For all of its limitations and points of departure from the previous series, though, Raccoon City maintains that lineage of B-movies made with skill. Roberts presents familiar images in novel ways. He uses orange lighting to give his movie an eerie warmth. He stages one zombie attack in abstract flashes. A climactic monster mutation is memorably grotesque. Even a simple shot that seems designed to mimic a game’s first-person-shooter vantage cleverly replaces a weapon with an unadorned lighter. His style keeps the movie entertaining even as the story moves in circles: investigate zombies, run from zombies, look for other people investigating zombies, shoot zombies, repeat.
It’s comforting to know that Resident Evil hasn’t been rebooted into something overblown — and that’s another reason the 1998 setting feels right. That year was right around when Anderson was making shlock like Event Horizon and Soldier, following his initial success with the first Mortal Kombat movie in 1995, much to the distress of sci-fi fans and critics alike. In spite of his bad reputation, Anderson stuck around and eventually amassed a critical following.
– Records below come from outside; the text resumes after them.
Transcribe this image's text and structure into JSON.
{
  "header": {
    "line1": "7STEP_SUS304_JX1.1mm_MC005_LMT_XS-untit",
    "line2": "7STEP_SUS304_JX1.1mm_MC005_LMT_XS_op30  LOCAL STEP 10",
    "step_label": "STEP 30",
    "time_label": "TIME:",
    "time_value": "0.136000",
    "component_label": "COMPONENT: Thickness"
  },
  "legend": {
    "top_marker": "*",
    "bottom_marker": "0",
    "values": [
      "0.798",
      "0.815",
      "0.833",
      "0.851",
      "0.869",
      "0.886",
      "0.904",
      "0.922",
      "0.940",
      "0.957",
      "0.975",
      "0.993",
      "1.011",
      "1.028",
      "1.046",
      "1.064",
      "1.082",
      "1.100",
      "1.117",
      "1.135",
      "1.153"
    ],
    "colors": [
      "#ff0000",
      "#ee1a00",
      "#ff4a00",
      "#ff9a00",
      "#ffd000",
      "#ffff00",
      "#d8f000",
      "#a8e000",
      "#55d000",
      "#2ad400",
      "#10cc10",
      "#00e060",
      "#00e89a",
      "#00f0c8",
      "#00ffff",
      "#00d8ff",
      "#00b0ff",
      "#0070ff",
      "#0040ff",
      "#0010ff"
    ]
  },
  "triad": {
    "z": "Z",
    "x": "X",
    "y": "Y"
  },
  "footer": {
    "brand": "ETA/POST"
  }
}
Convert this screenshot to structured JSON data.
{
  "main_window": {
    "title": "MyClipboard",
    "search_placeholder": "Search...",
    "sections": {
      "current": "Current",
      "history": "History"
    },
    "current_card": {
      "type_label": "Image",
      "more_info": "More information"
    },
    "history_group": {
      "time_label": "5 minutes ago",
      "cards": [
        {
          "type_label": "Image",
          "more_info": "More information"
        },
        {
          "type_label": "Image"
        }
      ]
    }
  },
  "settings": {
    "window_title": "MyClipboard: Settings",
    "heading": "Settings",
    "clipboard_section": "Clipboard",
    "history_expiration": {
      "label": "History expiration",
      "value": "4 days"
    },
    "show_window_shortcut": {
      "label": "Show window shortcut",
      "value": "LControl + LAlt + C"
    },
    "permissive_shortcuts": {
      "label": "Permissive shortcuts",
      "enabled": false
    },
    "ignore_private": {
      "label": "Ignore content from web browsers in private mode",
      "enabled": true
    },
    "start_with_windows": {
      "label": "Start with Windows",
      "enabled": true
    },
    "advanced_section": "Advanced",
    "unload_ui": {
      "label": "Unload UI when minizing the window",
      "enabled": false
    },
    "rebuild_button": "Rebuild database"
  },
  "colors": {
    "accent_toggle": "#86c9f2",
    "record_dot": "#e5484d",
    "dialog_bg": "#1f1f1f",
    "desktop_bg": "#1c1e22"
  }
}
Many of his movies, even some of the junkier ones, now look a lot more respectable than they used to, with tight pacing, memorable production design, and well-choreographed action. (Seriously, give Resident Evil: The Final Chapter or Monster Hunter a watch; they’re more fun than so many bigger-ticket blockbusters.)
Roberts, whose previous titles include a Strangers sequel and the shark thrillers 47 Meters Down and its sequel, has a vastly different approach to pulpy genre material than Anderson, but may be on the same trajectory. So many filmmakers are recruited out of smaller-scale thrillers and promoted, often too quickly, to faceless tentpole-assembly duty. (Look at Jaume Collett-Sera, director of The Shallows and Non-Stop, who just made one of his least interesting movies with Jungle Cruise.) The modest pleasures of Resident Evil: Welcome to Raccoon City may not propel Roberts to the big time. Let’s hope not. Whether his next project is a new horror-thriller or more Resident Evil, he’s well-qualified to keep the B-movie fire burning.
Resident Evil: Welcome to Raccoon City opens in theatrical release on Nov. 24.